Aber lange hat es so ausgesehen, als würde der eher nur auf dem Papier stehen. Zu groß und zu teuer schien die Aufgabe für die Kommunen zu sein, neue Kitas, neue Plätze aus dem Boden zu stampfen. Das scheint genau jetzt aber doch gelungen zu sein, zumindest von den nackten Zahlen her gesehen. Katja Dörner ist die Obfrau der Grünen im Familienausschuss des Deutschen Bundestages, ich bin jetzt mit ihr verbunden. Guten Tag, Frau Dörner!

Katja Dörner: Hallo, Herr Meurer.

Meurer: Alles in allem ist das ein Tag für die Familien, um ein Glas Sekt aufzumachen?

Dörner: Es ist auf alle Fälle ein guter Tag. Wir können sehen, dass es tatsächlich noch mal einen Sprung beim Ausbau gegeben hat im letzten Jahr, in den letzten Monaten, und deshalb können tatsächlich die Eltern insbesondere sich auch freuen.

Meurer: Jetzt haben wir ja noch eine zweite Zahl genannt bekommen. 800.000 sagt die Familienministerin, das Statistische Bundesamt hat gezählt: Im März waren es 600.000. Misstrauen Sie der Zahl 800.000, 820.000?

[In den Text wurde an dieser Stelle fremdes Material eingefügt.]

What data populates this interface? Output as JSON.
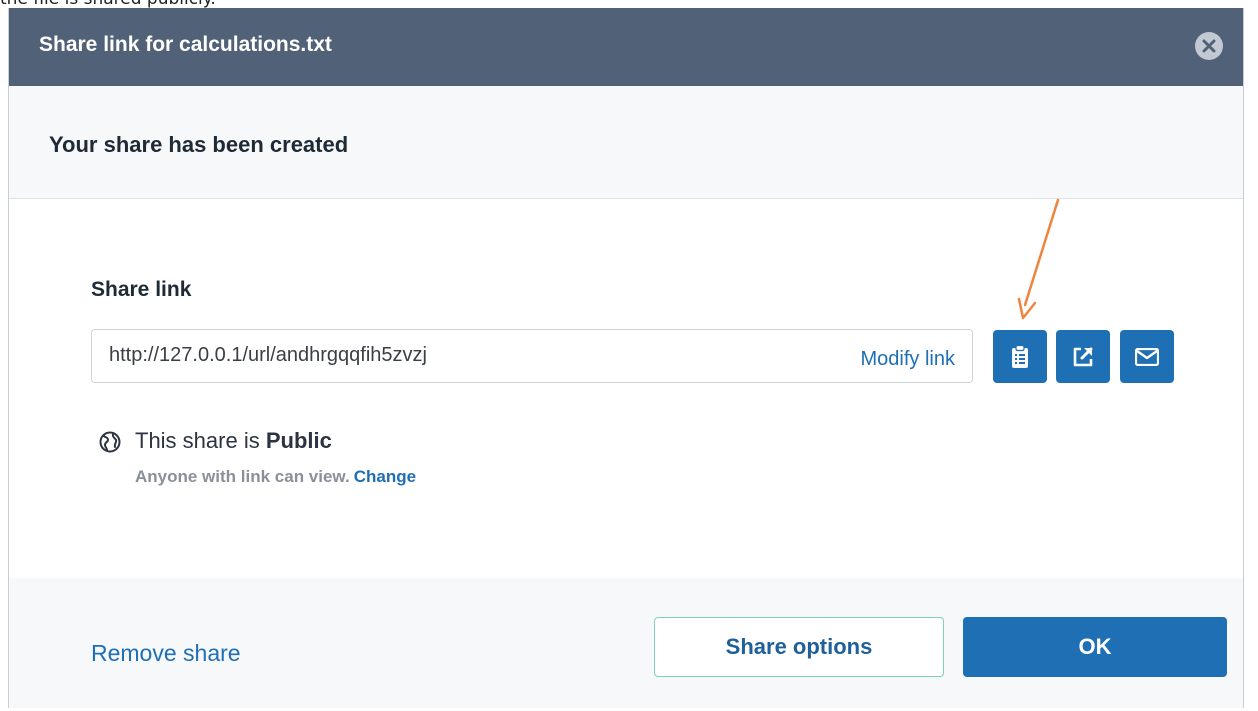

Dörner: Das sind meines Wissens die Zahlen, die die Länder Ende Juni ans Bundesministerium gemeldet haben. Insofern gehe ich zunächst mal davon aus, dass das korrekte Zahlen sind. Die Zahlen des Statistischen Bundesamtes stammen ja von Ende März und ich weiß auch aus vielen Kommunen, dass gerade in den letzten Monaten noch mal deutlich investiert worden ist, dass gerade jetzt auch zum neuen Kindergartenjahr, zum 1.8. konkret neue Gruppen auch aufgemacht werden, ganze Tageseinrichtungen neu aufgemacht werden. Deshalb kann ich mir durchaus auch eine deutliche Steigerung zwischen März und August noch mal vorstellen.

Meurer: Wie oft ist da, ich will mal sagen, mit ein paar Tricks gearbeitet worden, dass die Gruppen zum Beispiel vergrößert worden sind und jetzt eben nicht 20, sondern 22 Kinder oder noch mehr in einer Gruppe sind?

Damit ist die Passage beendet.